L’immagine è nitida e, forse, impietosa: le vacanze come le abbiamo conosciute stanno evaporando. A dirlo, tra gli altri, è Giuseppe Culicchia in un intervento su Huff Post dove prende le mosse dal racconto di Paolo Di Paolo pubblicato su Repubblica “Sono finite le vacanze dei Boomer”, il necrologio di un’epoca in cui l’ombrellone non era un privilegio, ma un diritto stagionale.
L’antefatto è noto: spiagge a pagamento disertate, tariffe da gioielleria per lettini e ombrelloni, panini e bibite a prezzi da ristorante stellato.

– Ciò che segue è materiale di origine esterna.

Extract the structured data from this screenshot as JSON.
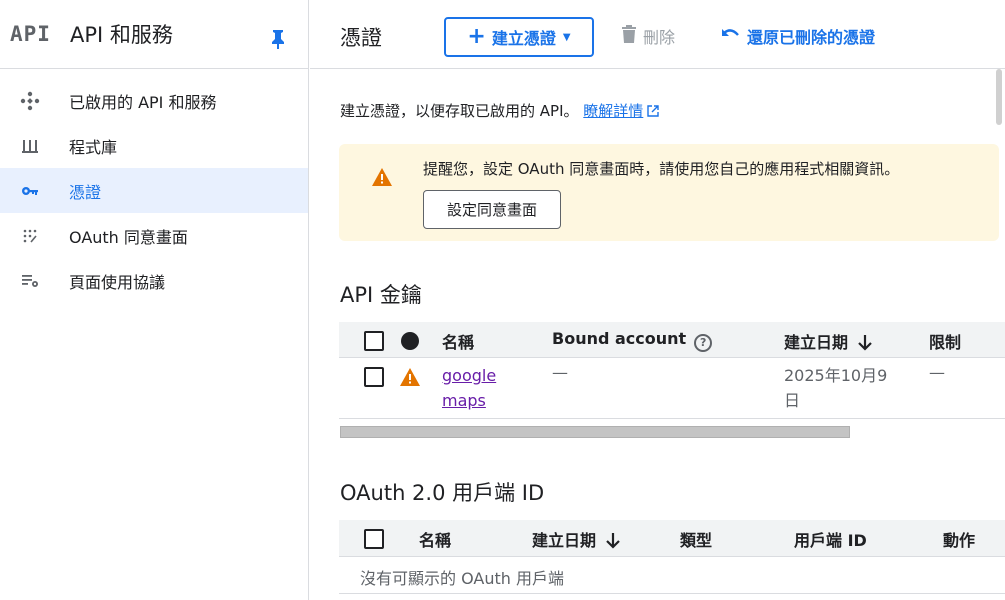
{
  "sidebar": {
    "logo": "API",
    "title": "API 和服務",
    "items": [
      {
        "label": "已啟用的 API 和服務",
        "icon": "diamond-dots-icon"
      },
      {
        "label": "程式庫",
        "icon": "library-icon"
      },
      {
        "label": "憑證",
        "icon": "key-icon"
      },
      {
        "label": "OAuth 同意畫面",
        "icon": "consent-dots-icon"
      },
      {
        "label": "頁面使用協議",
        "icon": "settings-list-icon"
      }
    ],
    "active_index": 2
  },
  "toolbar": {
    "title": "憑證",
    "create_label": "建立憑證",
    "delete_label": "刪除",
    "undo_label": "還原已刪除的憑證"
  },
  "intro": {
    "text": "建立憑證，以便存取已啟用的 API。",
    "link": "瞭解詳情"
  },
  "warning": {
    "text": "提醒您，設定 OAuth 同意畫面時，請使用您自己的應用程式相關資訊。",
    "button": "設定同意畫面"
  },
  "api_keys": {
    "title": "API 金鑰",
    "columns": [
      "名稱",
      "Bound account",
      "建立日期",
      "限制"
    ],
    "rows": [
      {
        "name_line1": "google",
        "name_line2": "maps",
        "bound": "—",
        "date_line1": "2025年10月9",
        "date_line2": "日",
        "restriction": "—"
      }
    ]
  },
  "oauth": {
    "title": "OAuth 2.0 用戶端 ID",
    "columns": [
      "名稱",
      "建立日期",
      "類型",
      "用戶端 ID",
      "動作"
    ],
    "empty": "沒有可顯示的 OAuth 用戶端"
  },
  "colors": {
    "accent": "#1a73e8",
    "warning_bg": "#fef7e0",
    "warning_icon": "#e37400",
    "active_bg": "#e8f0fe",
    "link_visited": "#681da8"
  }
}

Dal Veneto alla Liguria, dalla Puglia all’Abruzzo alla toscana, i gestori oscillano tra lamento e fatalismo. Solo a Paraggi, nota Culicchia, la clientela facoltosa non batte ciglio, qualunque sia la cifra richiesta per una giornata di mare.
Intanto i giovani scelgono spiagge libere (“avercene”) o la montagna low-cost. La durata del soggiorno si accorcia: addio ai mesi interi, addio anche alle due o tre settimane, spesso ci si accontenta di un weekend. Il motivo è lapalissiano: stipendi fermi da decenni e, per chi inizia a lavorare, offerte di contratto da 600 euro al mese. Una domanda, quasi retorica, sorge spontanea dallo scrittore e traduttore di Bret Easton Ellis: “E dove vai con 600 euro al mese?”.

I dati parlano chiaro: calo di presenze tra il 25 e il 40% negli stabilimenti balneari. Ma la riflessione di Culicchia non si ferma alle spiagge. Citando Woody Allen — “Ogni cento anni, Dio tira lo sciacquone e ciao” — Culicchia avverte che, una volta tramontata la generazione dei Boomer, a soffrire non sarà solo il turismo. Né il lusso, né l’auto. Il rischio è un’economia intera in affanno, compressa da un potere d’acquisto eroso fino all’osso, che “riducendosi in misura così radicale” farà calare “inevitabilmente i consumi di ogni ordine e grado”.
E allora, conclude Culicchia, non si parlerà più di resilienza, parola feticcio di questi anni segnati dal Covid, “ma di pura e semplice sopravvivenza”. Una frase che suona come avvertimento e presagio di un futuro in cui il mare potrebbe non essere più il termometro del benessere, ma il sintomo della sua scomparsa.